For trade negotiators to ultimately break the impasse, the devil will be in the details. “It would take some serious negotiation and most importantly, it would take a willingness on the U.S. side to compromise,” said David Dollar, senior fellow at the Brookings Institution. “I think there’s a good chance there won’t be any further agreement."
“As far as we know, the core issues of the trade war are still up in the air,” Petri said.
By leaving critical points of contention out of the conversation, the U.S. risks missing an opportunity to affect more structural changes. “There’s some fundamental decisions the Chinese need to make with how they interact with the world vis-à-vis industrial policy,” Moore said. “The most important thing for the U.S. has been changing some Chinese policies” pertaining to intellectual property, he said.
“To me, the biggest part of any deal would be to have any kind of intellectual property protection,” said Dan North, chief economist at Euler Hermes North America.
China might agree to buy more American airplanes or soybeans, but experts say there is no visible breakthrough on these tougher technology questions. “I do not see an obvious way forward on those issues,” Moore said.
And that could mean that American companies remain in limbo.
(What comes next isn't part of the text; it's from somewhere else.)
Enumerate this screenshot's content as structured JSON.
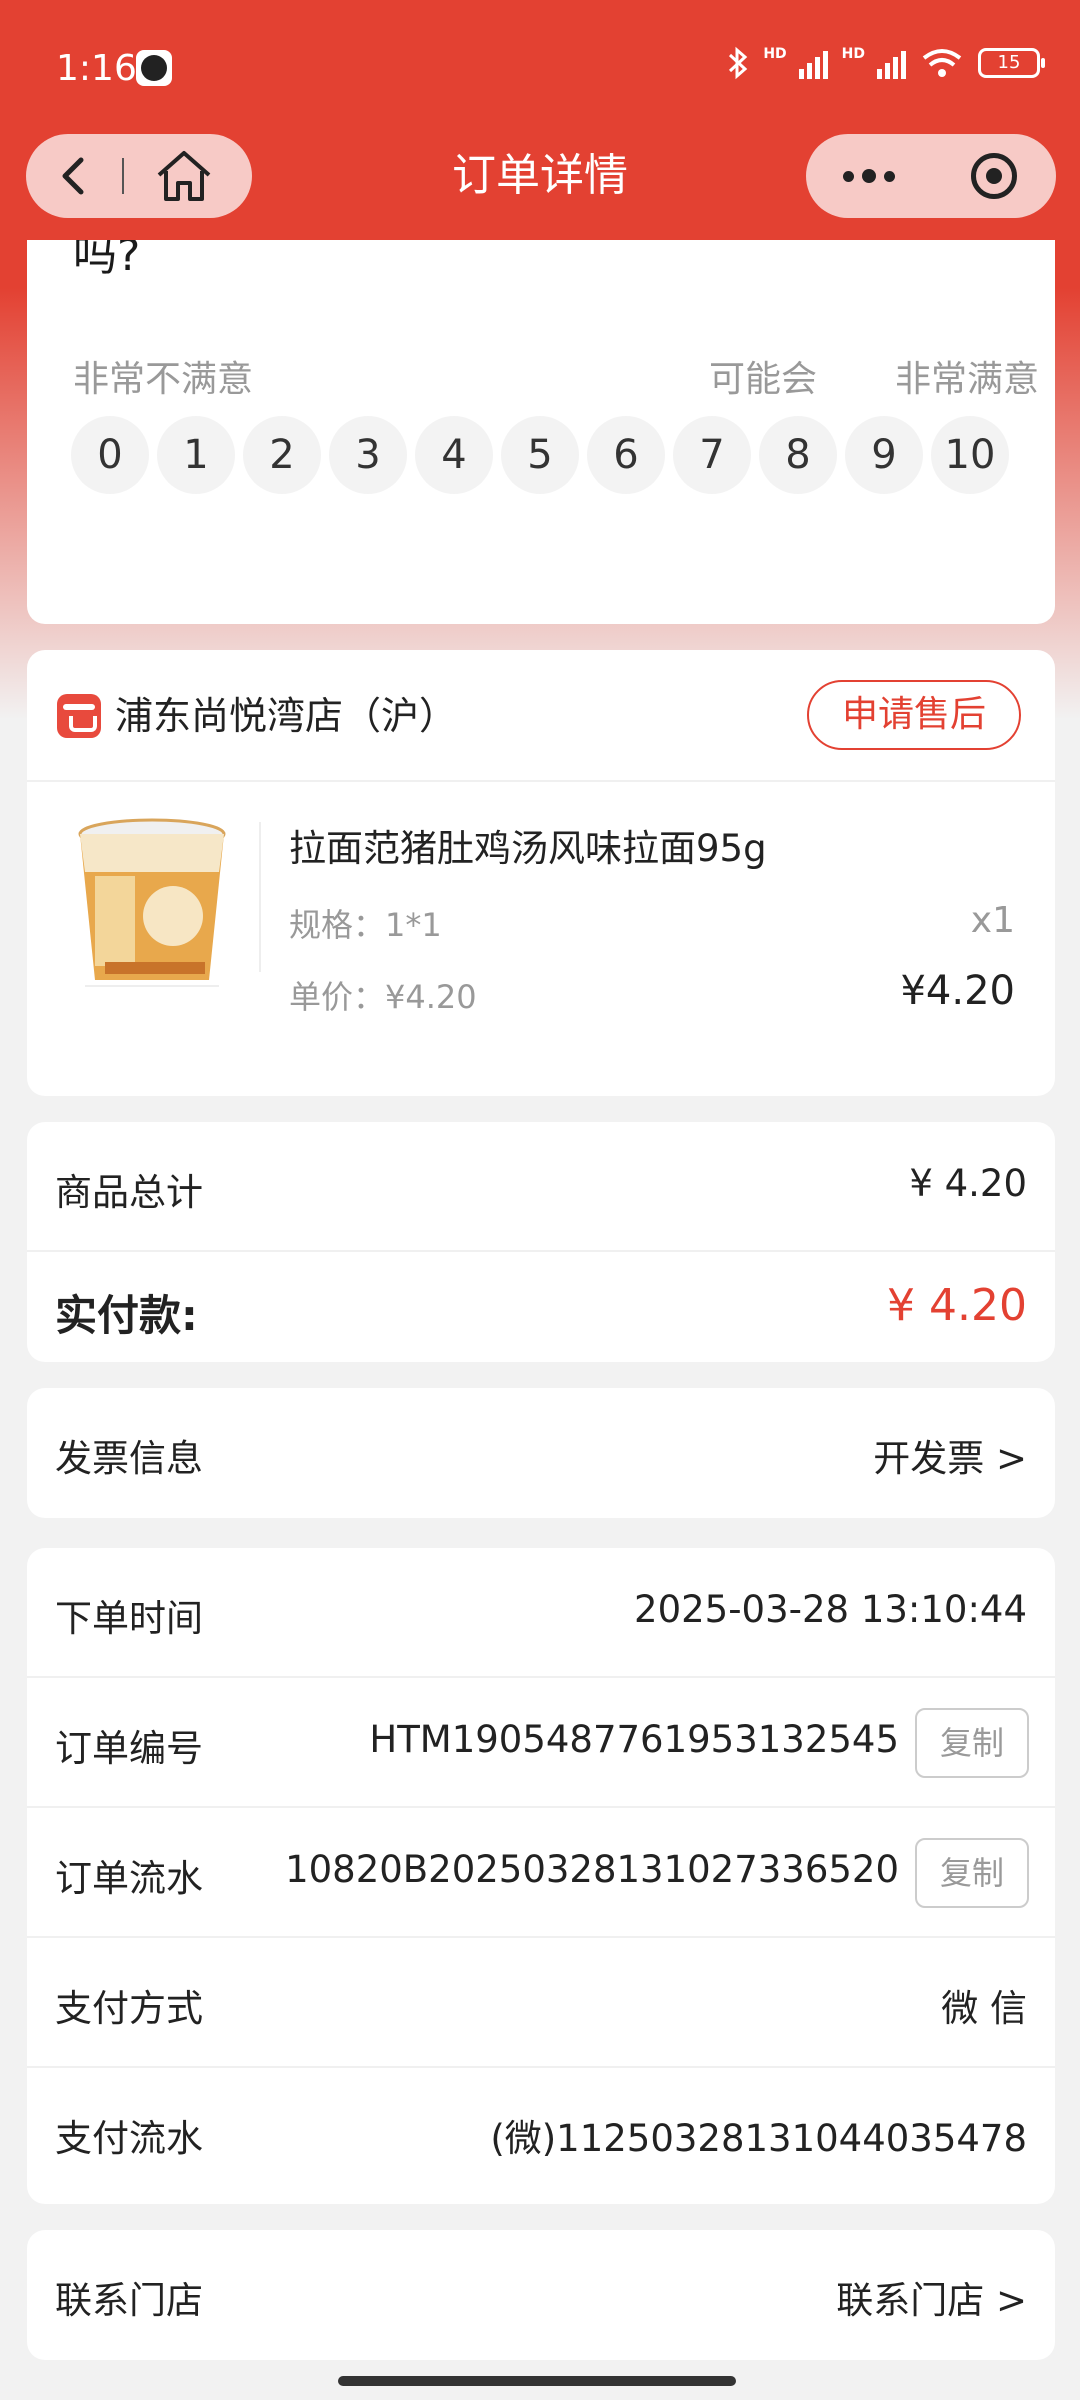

Federal Reserve Chairman Jerome Powell touched on softer corporate investment in his remarks last week — and that troubling trend is unlikely to be reversed by a round of handshakes in front of news cameras, analysts said.
“Capital spending is a multi-year planning process,” Cecilia said. “It’s hard to see, based on what we learned over the weekend, how that is going to translate to a real change inside corporate boardrooms.”